Economic growth and development are enhanced by allowing for the efficient distribution of financial capital, based on market competition and cooperation; price, profit and loss signals; and governed ultimately by consumers. That goes for investment within nations and across borders. The benefits, including rising incomes and diminished poverty, are enjoyed far and wide.

Part of the story of foreign investment in the United States is captured by a report from the U.S. Bureau of Economic Analysis. On July 23, the BEA’s “Direct Investment by Country and Industry, 2019” report was released, and it was noted that “U.S. direct investment abroad position, or cumulative level of investment, increased $158.6 billion to $5.96 trillion at the end of 2019 from $5.80 trillion at the end of 2018.”

Meanwhile, it also was noted, “The foreign direct investment in the United States position increased $331.2 billion to $4.46 trillion at the end of 2019 from $4.13 trillion at the end of 2018.”

What is “Direct Investment” and Why it is Good

In terms of the definition of “direct investment,” the BEA explains: “Direct investment is an investment by an entity resident in one economy that represents a lasting interest, defined as 10 percent or more voting ownership, in an enterprise resident in another economy.”

So, while this is not a comprehensive measure of foreign direct investment, it is significant and worth noting.

The growth in such an investment overall was good news for the U.S. economy in 2019 and will be going forward. U.S. direct investment abroad is undertaken to enhance the performance and returns of, for example, U.S. firms, which in turn boosts, for example, U.S. workers at such businesses.

The benefits of foreign direct investment in the U.S. should be even clearer to most, with increased investment in the U.S. more directly helping to drive innovation, productivity, and economic growth forward. As the BLS report noted, for example, “Foreign direct investment in the United States was concentrated in the U.S. manufacturing sector, which accounted for 40.1 percent of the position.”

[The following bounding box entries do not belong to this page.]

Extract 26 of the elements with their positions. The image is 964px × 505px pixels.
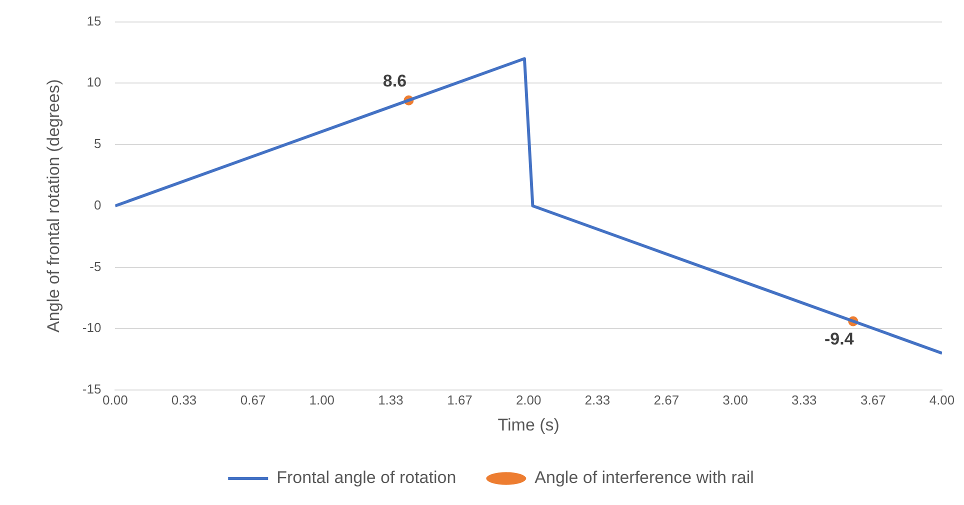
- legend-label: Angle of interference with rail: [534, 468, 754, 488]
- legend-label: Frontal angle of rotation: [276, 468, 456, 488]
- y-tick-label: 0: [94, 197, 102, 212]
- x-tick-label: 1.67: [447, 392, 472, 408]
- y-tick-label: -10: [82, 320, 102, 336]
- y-tick-label: 10: [86, 74, 102, 90]
- x-tick-label: 4.00: [929, 392, 955, 408]
- y-axis-title: Angle of frontal rotation (degrees): [44, 79, 63, 333]
- x-tick-label: 3.00: [722, 392, 748, 408]
- x-tick-label: 3.67: [860, 392, 886, 408]
- x-tick-label: 0.33: [171, 392, 197, 408]
- y-tick-label: -5: [90, 258, 102, 274]
- x-tick-label: 0.00: [102, 392, 128, 408]
- data-label: -9.4: [824, 329, 854, 348]
- x-tick-label: 0.67: [240, 392, 266, 408]
- x-tick-label: 3.33: [791, 392, 817, 408]
- x-tick-label: 1.33: [378, 392, 404, 408]
- x-tick-label: 1.00: [309, 392, 335, 408]
- y-tick-label: 5: [94, 136, 102, 152]
- x-tick-label: 2.33: [584, 392, 610, 408]
- x-tick-label: 2.67: [654, 392, 680, 408]
- data-label: 8.6: [382, 72, 407, 91]
- y-tick-label: 15: [86, 13, 102, 28]
- x-tick-label: 2.00: [516, 392, 542, 408]
- y-tick-label: -15: [82, 382, 102, 397]
- x-axis-title: Time (s): [498, 415, 560, 434]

So, it is a significant positive that foreign businesses and investors see value in investing in the U.S. to the overall tune of nearly $4.5 trillion, according to this report, including growth of $331.2 billion last year.

Such valuable investment needs to be kept in mind when policymakers decide to play around of with protectionist trade policies that include governmental pressure for U.S. companies to disinvest in other nations. Retaliation from trading partners not only could include erecting barriers to U.S. goods and services, but also could features decisions that make it far more difficult for investors and businesses to invest in the U.S., or to maintain such investments.

What might that mean? Bryan Riley of the National Taxpayers Union Foundation recently summed it up this way:

“Plans to ‘bring the factories home’ come with great risks. One that is rarely mentioned is the likelihood that other countries may decide to copy this policy and ‘take the factories home.’ For the 2.6 million American manufacturing workers employed by foreign-owned companies that have built U.S. factories, this would be a devastating result.”

Free trade, regarding the buying and selling of goods and services and the free movement of investment, remains a clear and critical net positive for U.S. entrepreneurs, businesses, workers and consumers.

Raymond J. Keating is chief economist for the Small Business & Entrepreneurship Council.